The Chinese-German team
ROBERT GIBSON demonstrates how a German-Chinese team can face intercultural problems — and explains how to deal with them, and how to avoid them.
On the surface, this highly successful joint venture in the electronics industry is going well. Research and development (R&D) is based in Germany, and production is based in China. The business is starting to be profitable. But tensions develop in the team, and an external consultant is brought in to analyse the situation. This is what she reports after interviewing representatives from both sides. Think about what advice you would give to each team and then compare your comments with ours on the last page.

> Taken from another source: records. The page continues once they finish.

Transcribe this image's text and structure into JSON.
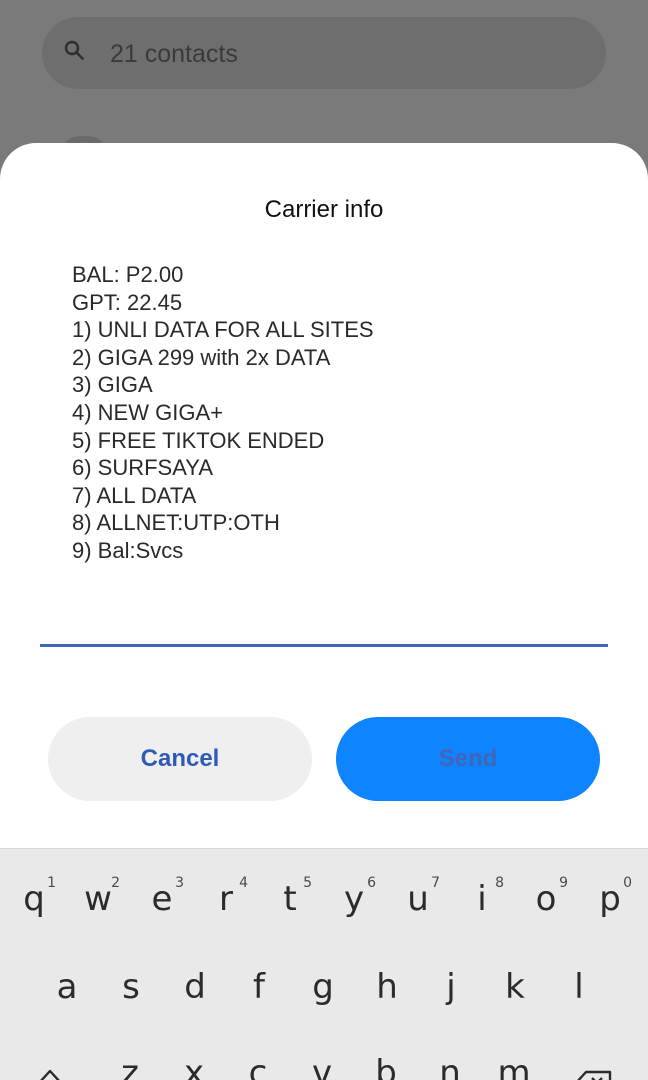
{
  "background": {
    "search": {
      "text": "21 contacts",
      "icon": "search-icon"
    }
  },
  "dialog": {
    "title": "Carrier info",
    "message_lines": [
      "BAL: P2.00",
      "GPT: 22.45",
      "1) UNLI DATA FOR ALL SITES",
      "2) GIGA 299 with 2x DATA",
      "3) GIGA",
      "4) NEW GIGA+",
      "5) FREE TIKTOK ENDED",
      "6) SURFSAYA",
      "7) ALL DATA",
      "8) ALLNET:UTP:OTH",
      "9) Bal:Svcs"
    ],
    "reply_value": "",
    "cancel_label": "Cancel",
    "send_label": "Send"
  },
  "keyboard": {
    "row1": [
      {
        "key": "q",
        "hint": "1"
      },
      {
        "key": "w",
        "hint": "2"
      },
      {
        "key": "e",
        "hint": "3"
      },
      {
        "key": "r",
        "hint": "4"
      },
      {
        "key": "t",
        "hint": "5"
      },
      {
        "key": "y",
        "hint": "6"
      },
      {
        "key": "u",
        "hint": "7"
      },
      {
        "key": "i",
        "hint": "8"
      },
      {
        "key": "o",
        "hint": "9"
      },
      {
        "key": "p",
        "hint": "0"
      }
    ],
    "row2": [
      "a",
      "s",
      "d",
      "f",
      "g",
      "h",
      "j",
      "k",
      "l"
    ],
    "row3": [
      "z",
      "x",
      "c",
      "v",
      "b",
      "n",
      "m"
    ],
    "shift_icon": "shift-arrow-icon",
    "backspace_icon": "backspace-icon"
  },
  "colors": {
    "accent": "#0f84ff",
    "link": "#2f5bb8",
    "underline": "#3f66b8",
    "overlay": "#7a7a7a"
  }
}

The German manager's view of the Chinese
"We are impressed by our ambitious Chinese colleagues and their speedy reactions. They seem keen to learn and are very open-minded. What is not so good is that they aren't prepared to take responsibility or follow agreed procedures. They think in a hierarchical way and there is very little horizontal communication. They seem reluctant to take the initiative or make independent decisions. Recently, they have started to turn up late to meetings or not come at all. When we ask them about a problem, they often beat about the bush, and it is very difficult to know what they are really thinking. They smile politely and say yes, but don't do anything. I wish they'd put their cards on the table and tell us directly if they have a problem with something. We've hired quite a few new Chinese colleagues but, although they have excellent qualifications on paper, we've been disappointed with their performance. The other issue is loyalty. We hire them, train them and then they leave and join one of our competitors."
The Chinese manager's view of the Germans
"The Germans are excellent planners, and they think very logically. We like their focus on quality and their disciplined, straightforward approach. They like China and clearly enjoy themselves when they come to see us in Shanghai. On the other hand, they don't seem to trust us. They don't give us any real responsibility. Instead, they set up complicated processes that just slow everything down and stop us from reaching our targets. They waste time with too many meetings. They are never available when we need them - you can rarely get them at the weekend and they often seem to be away on holiday. If we can't get an answer to our questions quickly, we have a problem with the deadlines that they have set for us and keep insisting on. Also, some of the team have been shocked by the way the Germans behave in their free time in China. Maybe there are too many temptations in Shanghai. They complain about the Chinese stealing Western know-how but, at the same time, if they have a few hours free before their flight to Germany, they go to the fake market and buy watches and clothing for their family and friends."